Até pouco tempo, a expectativa predominante era de início do ciclo de cortes já em março, com redução de até 0,50 ponto percentual. No entanto, após a disparada do petróleo — que chegou a superar os US$ 100 por barril com o agravamento do conflito envolvendo Irã, Estados Unidos e Israel — o mercado passou a adotar uma postura mais cautelosa.
Agora, grandes instituições financeiras como Itaú, Goldman Sachs, Citigroup, BNP Paribas, Bank of America, Santander e BTG Pactual passaram a prever um corte mais moderado, de 0,25 ponto percentual. Há ainda quem já considere a possibilidade de manutenção da Selic no patamar atual de 15% ao ano.
O próprio Banco Central havia sinalizado, na reunião de janeiro, que poderia iniciar a flexibilização dos juros caso houvesse confirmação de desaceleração econômica. Ainda assim, reforçou o compromisso de manter uma política monetária restritiva até garantir a convergência da inflação à meta de 3%.
Guerra mudou expectativas em relação à taxa de juros
Os dados mais recentes, porém, indicam piora nas expectativas. Segundo o boletim Focus, a projeção de inflação para o fim do ano subiu para 4,10%, enquanto a estimativa para a Selic também avançou.
Entre as análises mais cautelosas, a XP Investimentos passou a projetar a manutenção dos juros, destacando a deterioração do cenário inflacionário desde a última reunião do Copom. Já o Citigroup avalia que o Banco Central deve reforçar um discurso de vigilância diante das incertezas externas.

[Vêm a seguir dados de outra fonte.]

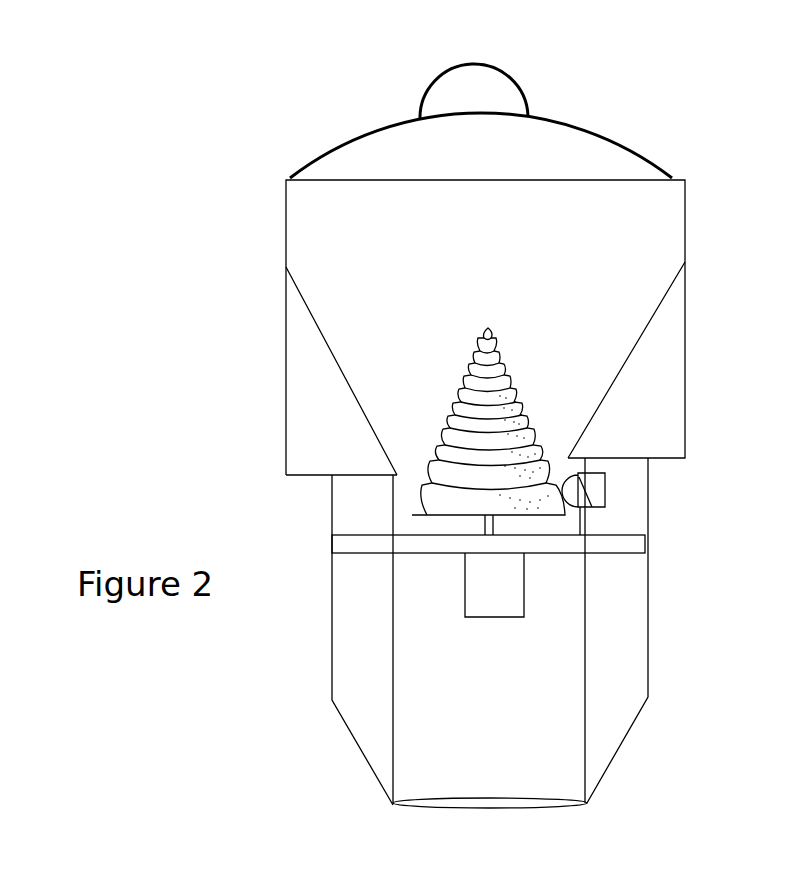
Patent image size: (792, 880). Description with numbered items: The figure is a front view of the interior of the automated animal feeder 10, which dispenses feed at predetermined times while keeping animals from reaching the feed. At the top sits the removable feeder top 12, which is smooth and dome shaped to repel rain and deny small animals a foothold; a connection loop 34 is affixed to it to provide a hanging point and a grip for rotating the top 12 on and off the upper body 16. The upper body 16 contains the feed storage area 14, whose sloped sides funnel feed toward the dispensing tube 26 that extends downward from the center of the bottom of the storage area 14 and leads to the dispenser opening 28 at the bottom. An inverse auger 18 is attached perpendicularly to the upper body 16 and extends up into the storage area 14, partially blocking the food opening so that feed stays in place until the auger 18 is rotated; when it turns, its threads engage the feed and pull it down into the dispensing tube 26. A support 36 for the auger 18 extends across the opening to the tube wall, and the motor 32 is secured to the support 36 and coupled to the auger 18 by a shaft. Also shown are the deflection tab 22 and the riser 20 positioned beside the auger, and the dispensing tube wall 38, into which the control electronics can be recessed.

The feeder 10 is at (185, 252).
The feeder top 12 is at (355, 150).
The feed storage area 14 is at (485, 344).
The upper body 16 is at (688, 331).
The auger 18 is at (435, 470).
The riser 20 is at (597, 515).
The deflection tab 22 is at (575, 489).
The dispensing tube 26 is at (420, 755).
The dispenser opening 28 is at (489, 808).
The motor 32 is at (487, 612).
The connection loop 34 is at (523, 85).
The support 36 is at (345, 550).
The dispensing tube wall 38 is at (627, 643).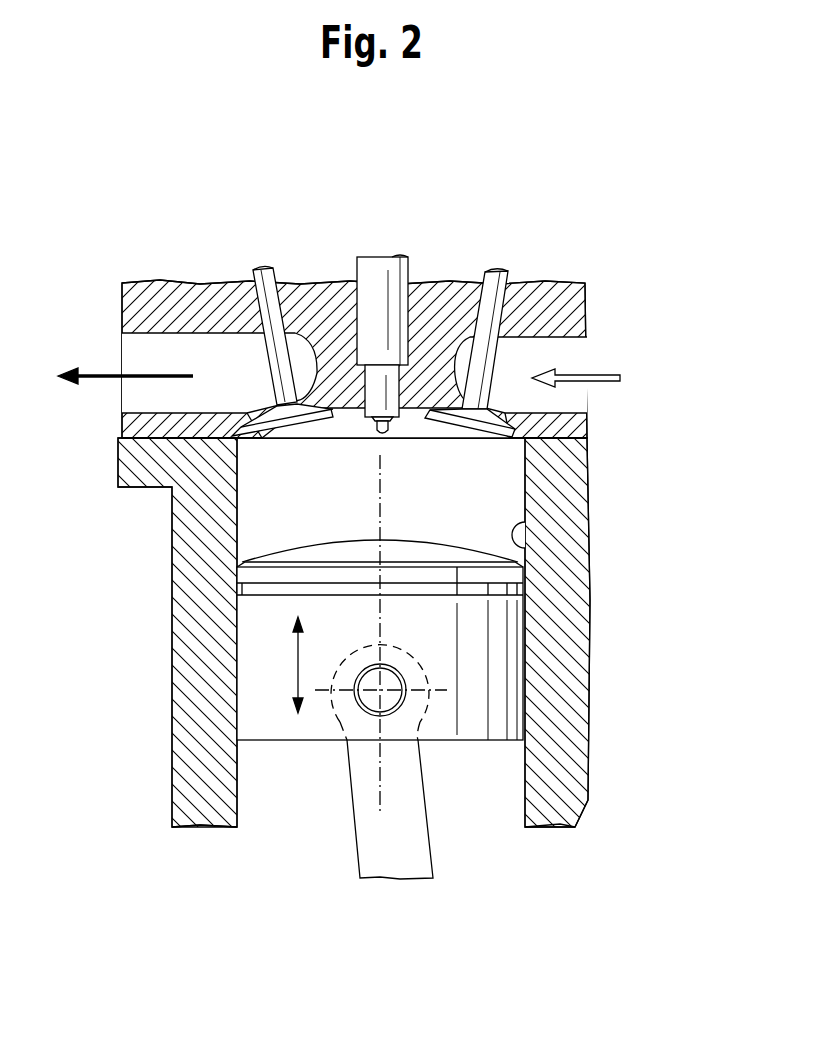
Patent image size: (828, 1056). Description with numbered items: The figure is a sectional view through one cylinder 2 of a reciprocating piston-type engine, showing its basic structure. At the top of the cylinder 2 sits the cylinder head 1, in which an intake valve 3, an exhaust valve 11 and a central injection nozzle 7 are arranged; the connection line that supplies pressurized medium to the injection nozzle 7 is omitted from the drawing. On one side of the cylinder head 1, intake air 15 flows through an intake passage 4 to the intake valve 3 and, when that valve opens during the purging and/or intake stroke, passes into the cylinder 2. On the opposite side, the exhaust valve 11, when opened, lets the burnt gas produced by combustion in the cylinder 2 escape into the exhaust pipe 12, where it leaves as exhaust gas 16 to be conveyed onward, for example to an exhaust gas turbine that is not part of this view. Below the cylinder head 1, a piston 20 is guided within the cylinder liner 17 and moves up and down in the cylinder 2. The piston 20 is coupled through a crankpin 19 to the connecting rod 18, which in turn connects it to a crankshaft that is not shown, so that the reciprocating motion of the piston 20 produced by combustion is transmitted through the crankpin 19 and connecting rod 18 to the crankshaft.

The cylinder head 1 is at (443, 300).
The cylinder 2 is at (307, 498).
The intake valve 3 is at (505, 272).
The intake passage 4 is at (560, 357).
The injection nozzle 7 is at (376, 280).
The exhaust valve 11 is at (262, 283).
The exhaust pipe 12 is at (210, 352).
The intake air 15 is at (607, 382).
The exhaust gas 16 is at (100, 372).
The cylinder liner 17 is at (527, 550).
The connecting rod 18 is at (370, 847).
The crankpin 19 is at (385, 695).
The piston 20 is at (268, 647).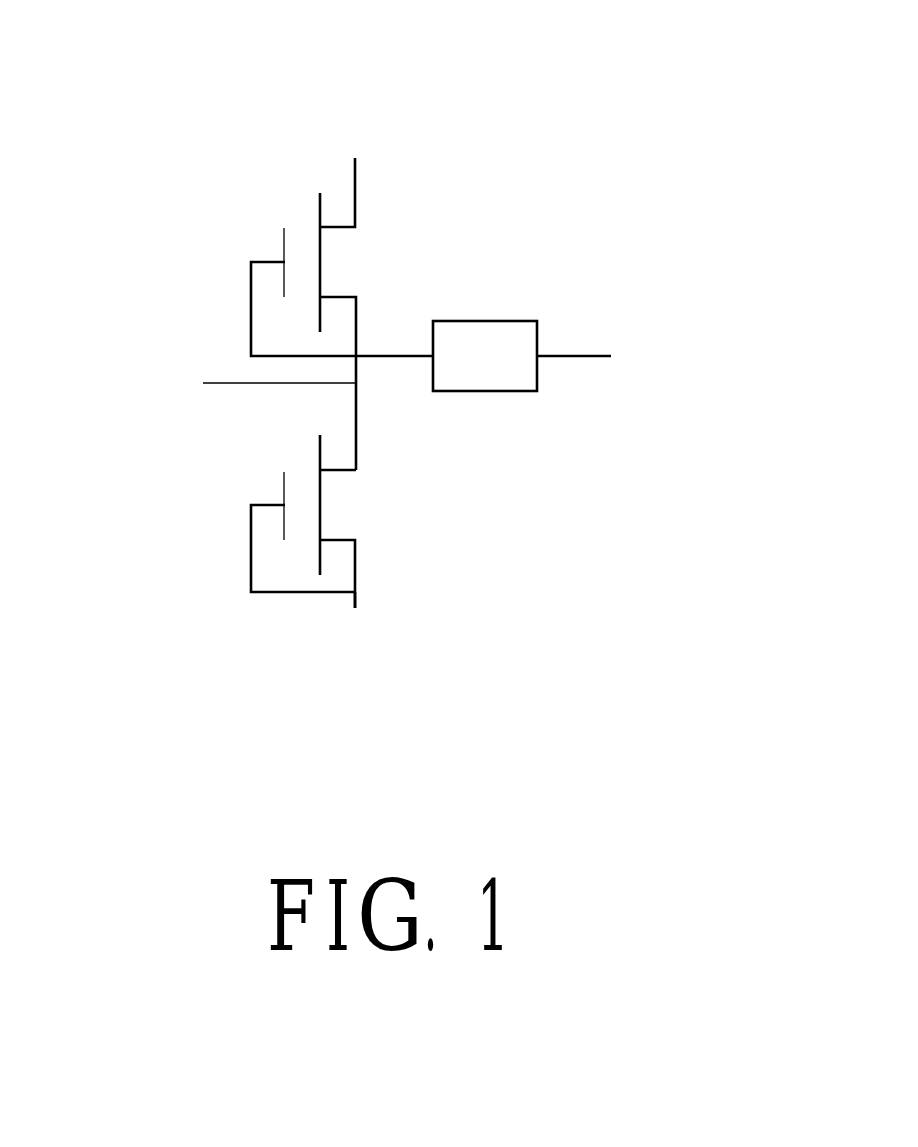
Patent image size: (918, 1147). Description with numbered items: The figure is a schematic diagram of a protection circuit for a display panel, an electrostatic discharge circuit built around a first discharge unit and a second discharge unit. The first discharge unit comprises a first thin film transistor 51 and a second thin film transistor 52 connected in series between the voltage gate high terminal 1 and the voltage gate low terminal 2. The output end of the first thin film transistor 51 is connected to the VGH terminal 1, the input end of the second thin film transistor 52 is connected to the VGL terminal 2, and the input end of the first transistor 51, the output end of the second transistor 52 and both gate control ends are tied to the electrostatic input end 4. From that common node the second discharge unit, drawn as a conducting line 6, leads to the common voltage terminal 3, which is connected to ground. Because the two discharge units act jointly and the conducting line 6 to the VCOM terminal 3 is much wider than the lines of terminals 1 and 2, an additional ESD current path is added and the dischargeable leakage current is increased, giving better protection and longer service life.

The first power supply terminal 1 is at (355, 160).
The second power supply terminal 2 is at (355, 608).
The output terminal 3 is at (605, 353).
The input terminal 4 is at (203, 383).
The first transistor 51 is at (298, 256).
The second transistor 52 is at (302, 513).
The resistor / load element 6 is at (467, 337).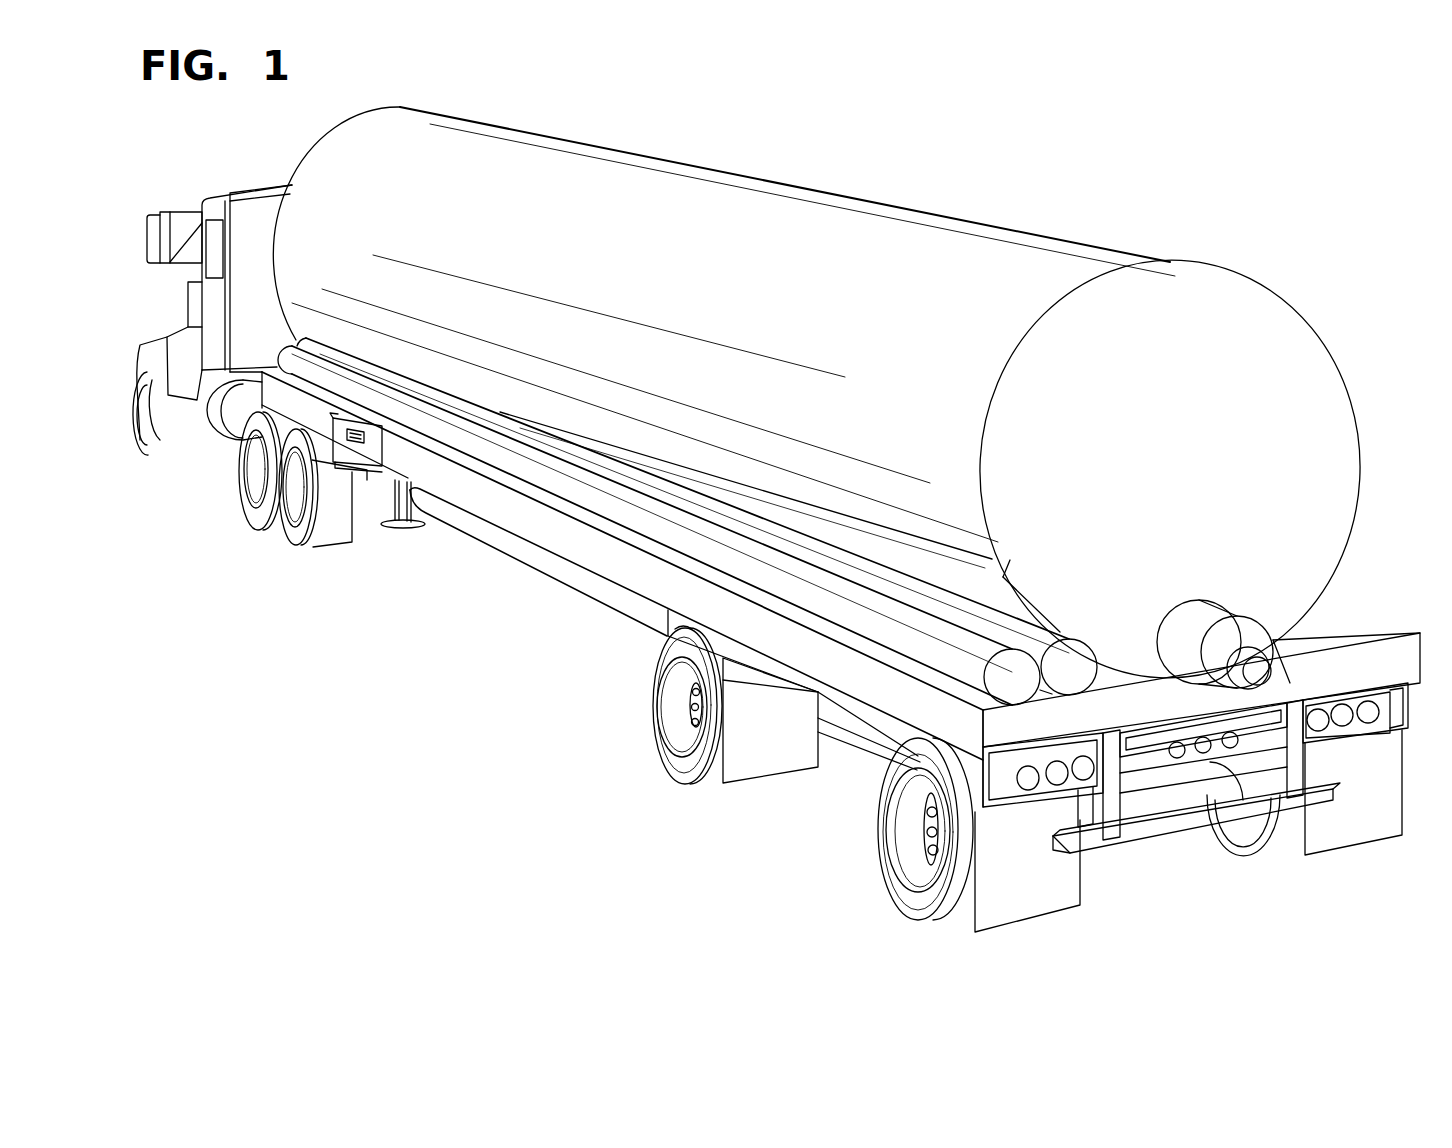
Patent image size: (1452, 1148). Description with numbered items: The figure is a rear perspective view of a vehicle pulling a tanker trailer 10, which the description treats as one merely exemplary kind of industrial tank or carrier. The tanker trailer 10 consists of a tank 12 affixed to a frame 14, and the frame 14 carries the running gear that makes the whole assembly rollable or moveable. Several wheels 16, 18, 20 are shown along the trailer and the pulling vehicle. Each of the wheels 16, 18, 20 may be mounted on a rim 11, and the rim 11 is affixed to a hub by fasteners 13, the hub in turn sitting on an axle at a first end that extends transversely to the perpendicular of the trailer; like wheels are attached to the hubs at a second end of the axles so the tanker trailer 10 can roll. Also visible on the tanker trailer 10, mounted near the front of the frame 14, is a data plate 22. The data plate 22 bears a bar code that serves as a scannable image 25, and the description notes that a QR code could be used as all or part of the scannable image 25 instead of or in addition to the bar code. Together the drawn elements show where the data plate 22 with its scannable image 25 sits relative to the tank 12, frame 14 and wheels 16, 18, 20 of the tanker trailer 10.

The tanker trailer 10 is at (987, 171).
The rim 11 is at (930, 845).
The tank 12 is at (779, 301).
The fastener 13 is at (694, 708).
The frame 14 is at (585, 550).
The wheel 16 is at (905, 915).
The wheel 18 is at (677, 779).
The wheel 20 is at (311, 550).
The data plate 22 is at (373, 458).
The scannable image 25 is at (344, 437).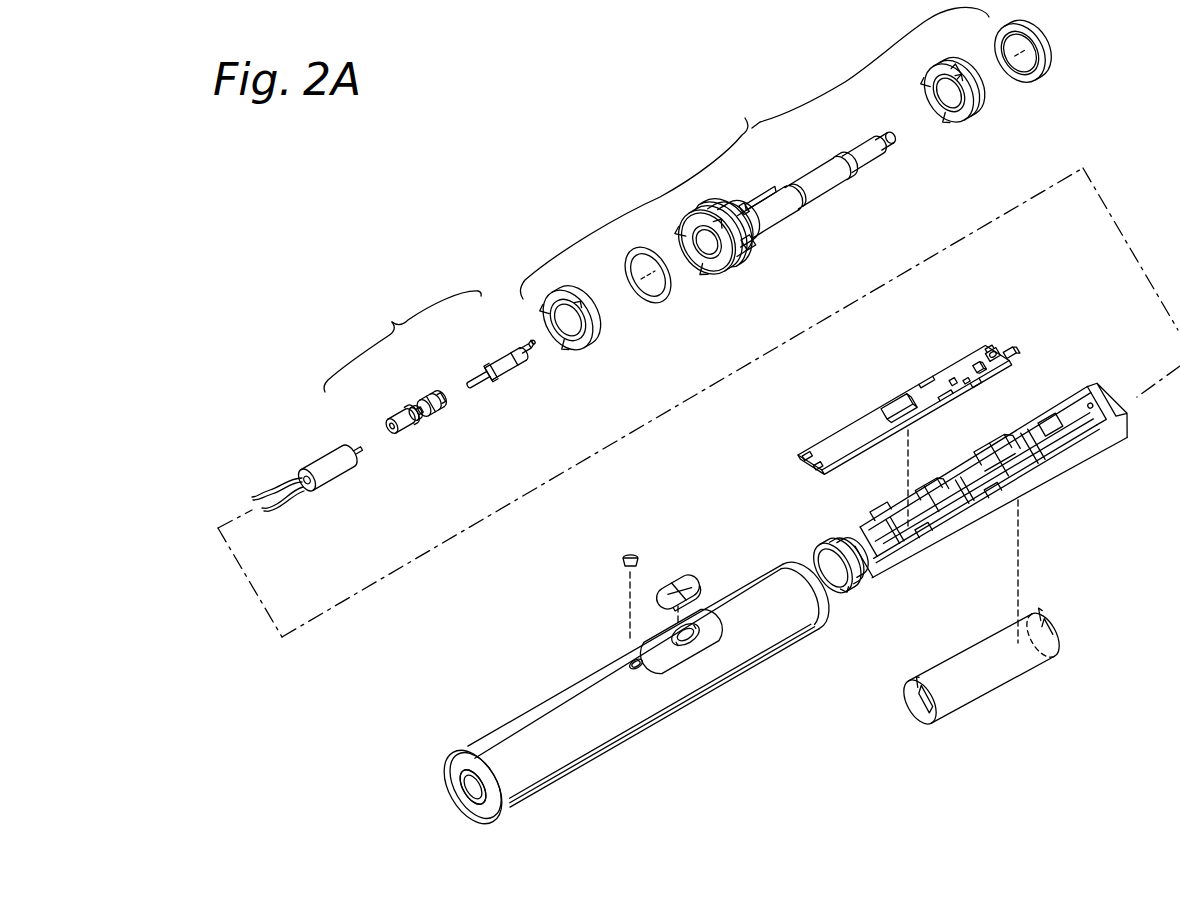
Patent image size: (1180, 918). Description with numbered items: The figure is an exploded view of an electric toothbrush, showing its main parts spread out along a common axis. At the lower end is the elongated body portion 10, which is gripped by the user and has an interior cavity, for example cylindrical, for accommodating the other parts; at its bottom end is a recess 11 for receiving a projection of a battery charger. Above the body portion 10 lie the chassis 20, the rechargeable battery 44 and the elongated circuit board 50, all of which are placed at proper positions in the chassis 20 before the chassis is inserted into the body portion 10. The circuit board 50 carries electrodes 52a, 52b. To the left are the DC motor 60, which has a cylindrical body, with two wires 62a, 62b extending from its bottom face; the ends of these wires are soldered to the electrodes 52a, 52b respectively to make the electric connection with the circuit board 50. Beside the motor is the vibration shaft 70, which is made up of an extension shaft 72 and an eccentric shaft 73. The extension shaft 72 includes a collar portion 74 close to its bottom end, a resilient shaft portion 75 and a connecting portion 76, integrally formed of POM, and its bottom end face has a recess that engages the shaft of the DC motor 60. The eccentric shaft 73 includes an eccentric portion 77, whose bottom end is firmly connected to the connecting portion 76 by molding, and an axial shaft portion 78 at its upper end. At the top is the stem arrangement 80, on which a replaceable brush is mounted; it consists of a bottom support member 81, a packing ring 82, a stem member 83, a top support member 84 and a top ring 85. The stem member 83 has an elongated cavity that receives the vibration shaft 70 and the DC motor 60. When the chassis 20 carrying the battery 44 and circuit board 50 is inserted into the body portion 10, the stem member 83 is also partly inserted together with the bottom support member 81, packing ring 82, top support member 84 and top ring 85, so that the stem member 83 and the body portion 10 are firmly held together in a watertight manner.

Por outro lado, algumas casas ainda defendem um corte maior. Para a Monte Bravo, uma redução de apenas 0,25 ponto teria pouco impacto, já que os juros continuariam em nível bastante restritivo mesmo com um corte mais significativo.
Enquanto isso, a atividade econômica brasileira segue mostrando sinais de resiliência. O IBC-Br, indicador considerado uma prévia do PIB, avançou 0,8% em janeiro, impulsionado principalmente pelos setores de serviços e indústria, apesar da queda na agropecuária.
Com esse cenário misto — atividade ainda firme e inflação sob pressão — a decisão do Banco Central ganha ainda mais relevância, em um momento de elevada incerteza no cenário global.